The head of the Department of Conservation says services will not be diminished by restructuring and the loss of 140 jobs.
An Audit Office report three months ago found the department's regional structure that's about to be axed is one of the department's biggest strengths.
The department announced on Tuesday it is cutting 140 jobs and said the changes will ensure it meets its $8.7 million savings target. In an earlier round of restructuring last year, 96 jobs were cut.
As part of the latest changes, DoC plans to turn its 11 regional areas into six conservancies, with the loss of 118 regional jobs.
The biggest changes are in the southern South Island, where the Canterbury, Otago and Southland conservancies will be merged. Northland, Auckland and parts of Waikato will also be combined to form one large conservancy.
Auditor-General Lyn Provost said in a report in December last year that regional staff were considered by most stakeholders to be the department's biggest strength.

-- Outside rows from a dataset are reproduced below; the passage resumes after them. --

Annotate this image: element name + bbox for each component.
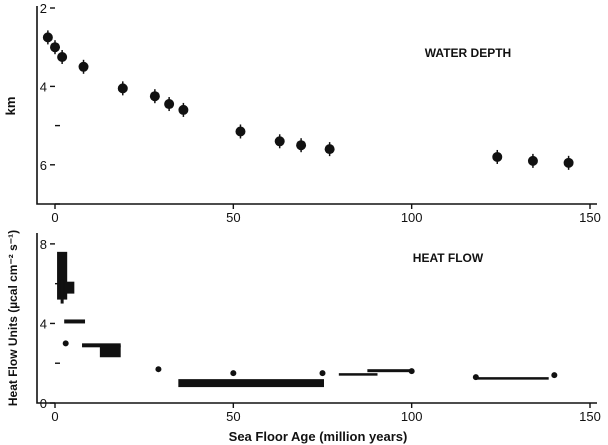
data-point xyxy=(155,366,162,373)
x-tick-label: 100 xyxy=(401,210,423,225)
x-tick-label: 100 xyxy=(401,409,423,424)
y-tick-label: 4 xyxy=(40,316,47,331)
data-point xyxy=(296,140,307,151)
data-point xyxy=(50,42,60,53)
data-band xyxy=(99,345,121,358)
data-point xyxy=(235,126,246,137)
data-point xyxy=(319,370,326,377)
data-point xyxy=(527,155,538,166)
water-depth-axes xyxy=(36,6,597,205)
data-point xyxy=(117,83,128,94)
water-depth-ticks: 0 50 100 150 2 4 6 xyxy=(40,1,601,225)
water-depth-ylabel: km xyxy=(3,97,18,116)
heat-flow-title: HEAT FLOW xyxy=(413,251,484,265)
y-tick-label: 4 xyxy=(40,79,47,94)
x-tick-label: 150 xyxy=(579,409,601,424)
x-tick-label: 0 xyxy=(51,210,58,225)
x-tick-label: 50 xyxy=(226,409,240,424)
data-band xyxy=(64,281,75,294)
y-tick-label: 2 xyxy=(40,1,47,16)
data-point xyxy=(78,61,89,72)
heat-flow-panel: HEAT FLOW Sea Floor Age (million years) … xyxy=(6,230,601,444)
data-band xyxy=(178,379,324,388)
data-point xyxy=(563,157,574,168)
heat-flow-ticks: 0 50 100 150 0 4 8 xyxy=(40,237,601,424)
y-tick-label: 0 xyxy=(40,396,47,411)
data-point xyxy=(42,32,53,43)
data-point xyxy=(230,370,237,377)
heat-flow-ylabel: Heat Flow Units (µcal cm⁻² s⁻¹) xyxy=(6,230,20,406)
heat-flow-points xyxy=(57,251,558,388)
data-point xyxy=(551,372,558,379)
data-point xyxy=(492,151,503,162)
y-tick-label: 6 xyxy=(40,158,47,173)
heat-flow-axes xyxy=(36,233,597,404)
x-tick-label: 0 xyxy=(51,409,58,424)
water-depth-panel: WATER DEPTH km 0 50 100 150 2 4 6 xyxy=(3,1,601,225)
data-point xyxy=(274,136,285,147)
data-point xyxy=(62,340,69,347)
data-band xyxy=(60,279,64,304)
data-point xyxy=(472,374,479,381)
x-tick-label: 150 xyxy=(579,210,601,225)
heat-flow-xlabel: Sea Floor Age (million years) xyxy=(229,429,408,444)
x-tick-label: 50 xyxy=(226,210,240,225)
data-point xyxy=(57,52,68,62)
y-tick-label: 8 xyxy=(40,237,47,252)
data-point xyxy=(324,144,335,155)
data-band xyxy=(367,369,414,373)
water-depth-title: WATER DEPTH xyxy=(425,46,511,60)
data-point xyxy=(408,368,415,375)
data-point xyxy=(178,104,189,115)
data-point xyxy=(164,99,175,110)
data-band xyxy=(64,319,86,324)
data-band xyxy=(474,377,549,380)
water-depth-points xyxy=(42,30,574,170)
data-point xyxy=(149,91,160,102)
data-band xyxy=(57,251,68,300)
data-band xyxy=(338,373,378,376)
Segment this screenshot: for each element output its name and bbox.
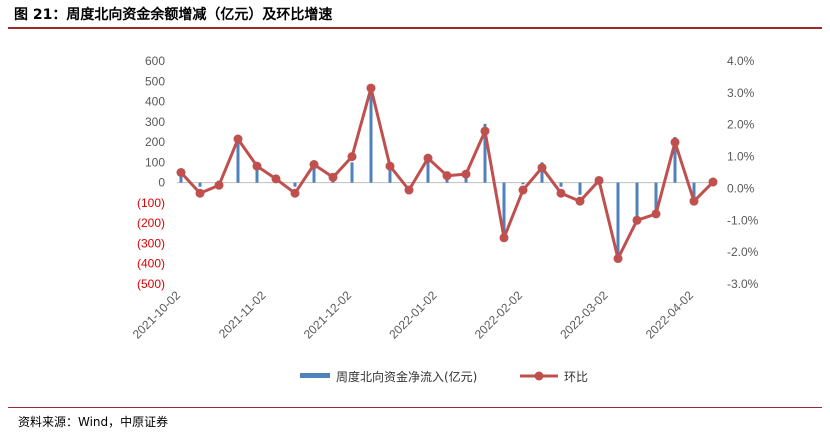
x-tick-label: 2022-04-02 (643, 288, 697, 342)
left-tick-label: 0 (158, 176, 165, 190)
bar (236, 140, 240, 183)
bar (179, 174, 183, 183)
ratio-point (328, 172, 338, 182)
left-axis: 600 500 400 300 200 100 0 (100) (200) (300) (400) (… (137, 54, 165, 291)
ratio-point (385, 161, 395, 171)
bar (350, 162, 354, 183)
ratio-point (271, 174, 281, 184)
ratio-point (309, 160, 319, 170)
bar (635, 182, 639, 224)
ratio-point (632, 215, 642, 225)
ratio-point (195, 188, 205, 198)
x-tick-label: 2021-11-02 (216, 288, 269, 341)
ratio-point (575, 196, 585, 206)
legend-line-label: 环比 (564, 370, 588, 384)
bar (369, 91, 373, 183)
ratio-point (480, 126, 490, 136)
bar (673, 137, 677, 183)
bar (502, 182, 506, 240)
ratio-point (689, 196, 699, 206)
legend-bar-swatch (300, 373, 330, 378)
line-series (176, 83, 718, 264)
left-tick-label: 500 (145, 74, 165, 88)
ratio-point (366, 83, 376, 93)
left-tick-label: 200 (145, 135, 165, 149)
legend-line-marker (534, 371, 544, 381)
left-tick-label: (400) (137, 257, 165, 271)
ratio-point (499, 233, 509, 243)
ratio-point (708, 177, 718, 187)
bar (407, 182, 411, 184)
right-axis: 4.0% 3.0% 2.0% 1.0% 0.0% -1.0% -2.0% -3.0% (727, 54, 759, 291)
chart: 600 500 400 300 200 100 0 (100) (200) (300) (400) (… (130, 54, 759, 384)
bar (312, 167, 316, 183)
ratio-point (651, 209, 661, 219)
left-tick-label: (200) (137, 216, 165, 230)
source-note: 资料来源：Wind，中原证券 (18, 415, 169, 429)
bar (198, 182, 202, 187)
bar (578, 182, 582, 195)
x-tick-label: 2021-10-02 (130, 288, 184, 342)
ratio-point (556, 188, 566, 198)
ratio-point (233, 134, 243, 144)
bar (293, 182, 297, 187)
x-tick-label: 2022-01-02 (386, 288, 440, 342)
right-tick-label: 0.0% (727, 181, 755, 195)
ratio-point (423, 153, 433, 163)
left-tick-label: 400 (145, 95, 165, 109)
x-tick-label: 2022-02-02 (472, 288, 526, 342)
bar (483, 123, 487, 183)
ratio-point (670, 137, 680, 147)
footer-rule (8, 407, 822, 408)
right-tick-label: -1.0% (727, 213, 759, 227)
right-tick-label: -2.0% (727, 245, 759, 259)
x-tick-label: 2021-12-02 (301, 288, 355, 342)
legend: 周度北向资金净流入(亿元) 环比 (300, 369, 588, 384)
bar (255, 168, 259, 183)
left-tick-label: 300 (145, 115, 165, 129)
page-title: 图 21：周度北向资金余额增减（亿元）及环比增速 (14, 7, 333, 23)
left-tick-label: (100) (137, 196, 165, 210)
left-tick-label: 100 (145, 155, 165, 169)
ratio-point (442, 171, 452, 181)
left-tick-label: (300) (137, 236, 165, 250)
right-tick-label: 4.0% (727, 54, 755, 68)
bar (426, 160, 430, 183)
ratio-point (594, 175, 604, 185)
right-tick-label: 3.0% (727, 86, 755, 100)
x-tick-label: 2022-03-02 (557, 288, 611, 342)
bar (521, 182, 525, 185)
bar (388, 167, 392, 183)
ratio-point (347, 152, 357, 162)
right-tick-label: -3.0% (727, 277, 759, 291)
ratio-point (518, 185, 528, 195)
right-tick-label: 1.0% (727, 150, 755, 164)
title-rule (8, 27, 822, 29)
ratio-point (537, 163, 547, 173)
ratio-point (214, 180, 224, 190)
legend-bar-label: 周度北向资金净流入(亿元) (336, 369, 477, 384)
ratio-point (252, 161, 262, 171)
bar (616, 182, 620, 260)
ratio-point (176, 168, 186, 177)
bar (692, 182, 696, 199)
ratio-point (613, 254, 623, 264)
ratio-point (290, 188, 300, 198)
ratio-point (461, 169, 471, 179)
bar (540, 162, 544, 183)
ratio-point (404, 185, 414, 195)
x-axis: 2021-10-02 2021-11-02 2021-12-02 2022-01-02… (130, 288, 697, 342)
right-tick-label: 2.0% (727, 118, 755, 132)
left-tick-label: 600 (145, 54, 165, 68)
left-tick-label: (500) (137, 277, 165, 291)
bar (654, 182, 658, 218)
bar (559, 182, 563, 187)
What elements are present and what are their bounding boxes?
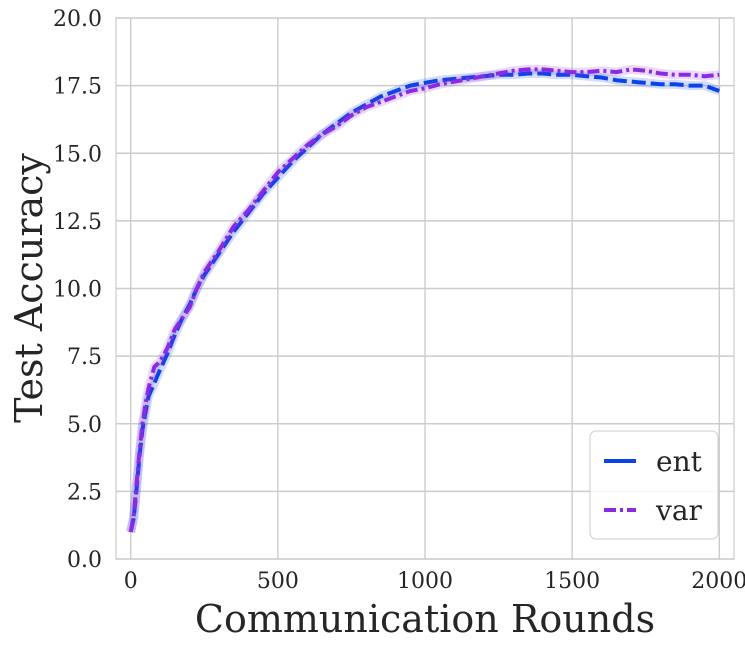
legend-label-var: var: [655, 494, 703, 527]
y-tick-label: 0.0: [67, 548, 102, 573]
y-tick-label: 20.0: [53, 7, 102, 32]
series-line-ent: [128, 71, 720, 533]
x-tick-label: 1000: [397, 569, 453, 594]
y-tick-label: 2.5: [67, 480, 102, 505]
y-tick-label: 15.0: [53, 142, 102, 167]
x-tick-labels: 0 500 1000 1500 2000: [124, 569, 745, 594]
y-tick-label: 17.5: [53, 75, 102, 100]
legend: ent var: [589, 430, 719, 540]
y-tick-label: 12.5: [53, 210, 102, 235]
series-layer: [126, 64, 721, 533]
y-tick-label: 10.0: [53, 278, 102, 303]
series-line-var: [128, 67, 720, 533]
x-axis-title: Communication Rounds: [195, 597, 655, 641]
y-axis-title: Test Accuracy: [7, 153, 51, 423]
x-tick-label: 2000: [691, 569, 745, 594]
x-tick-label: 500: [257, 569, 299, 594]
y-tick-label: 5.0: [67, 413, 102, 438]
y-tick-labels: 0.0 2.5 5.0 7.5 10.0 12.5 15.0 17.5 20.0: [53, 7, 102, 573]
y-tick-label: 7.5: [67, 345, 102, 370]
plot-frame: [115, 17, 735, 560]
x-tick-label: 0: [124, 569, 138, 594]
legend-label-ent: ent: [656, 445, 703, 478]
x-tick-label: 1500: [544, 569, 600, 594]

The report said regional staff were highly respected by stakeholders while national managers were not as understanding of local knowledge and relationships.
However, DoC Director-General Al Morrison says the department is not taking away the regional structure and the changes could in benefit field work.
"We're simply saying we want management to be a full-time dedicated position and that will release other people to go and spend all their time in the field," he told Radio New Zealand's Morning Report programme on Wednesday.
"A lot of those managers who work part-time in management actually do so reluctantly and want to be out in the field."
Mr Morrison says the mergers will improve efficiency, for example by increasing the number of people accountable to each manager.
The Auditor-General's report is also critical of DoC's partnerships with outside organisations - an idea which will be extended under the Department's restructuring plans.
Over the next few years, DoC hopes to receive $6.5 million from commercial partnerships.
The Auditor-General warned the department to be careful when entering these arrangements, saying corporate finances can change, putting the relationship at risk.
Forest and Bird advocacy manager Kevin Hackwell says difficulties in commercial arrangements have already been shown in the Buller area where a pest control operation funded by troubled firm Solid Energy is under threat.
Drop in RMA submissions
The department is defending a drop in the number of submissions it is making on resource consent applications.
Last year it made 48 submissions, a fall from 98 representations the year before.
The department's deputy director-general in charge of policy, Doris Johnston, says the reduction followed restructuring at the Department.
She says DoC has reprioritised its Resource Management Act work.
The Labour and Green Parties say advocacy is a core role of the department, and it should be making more submissions.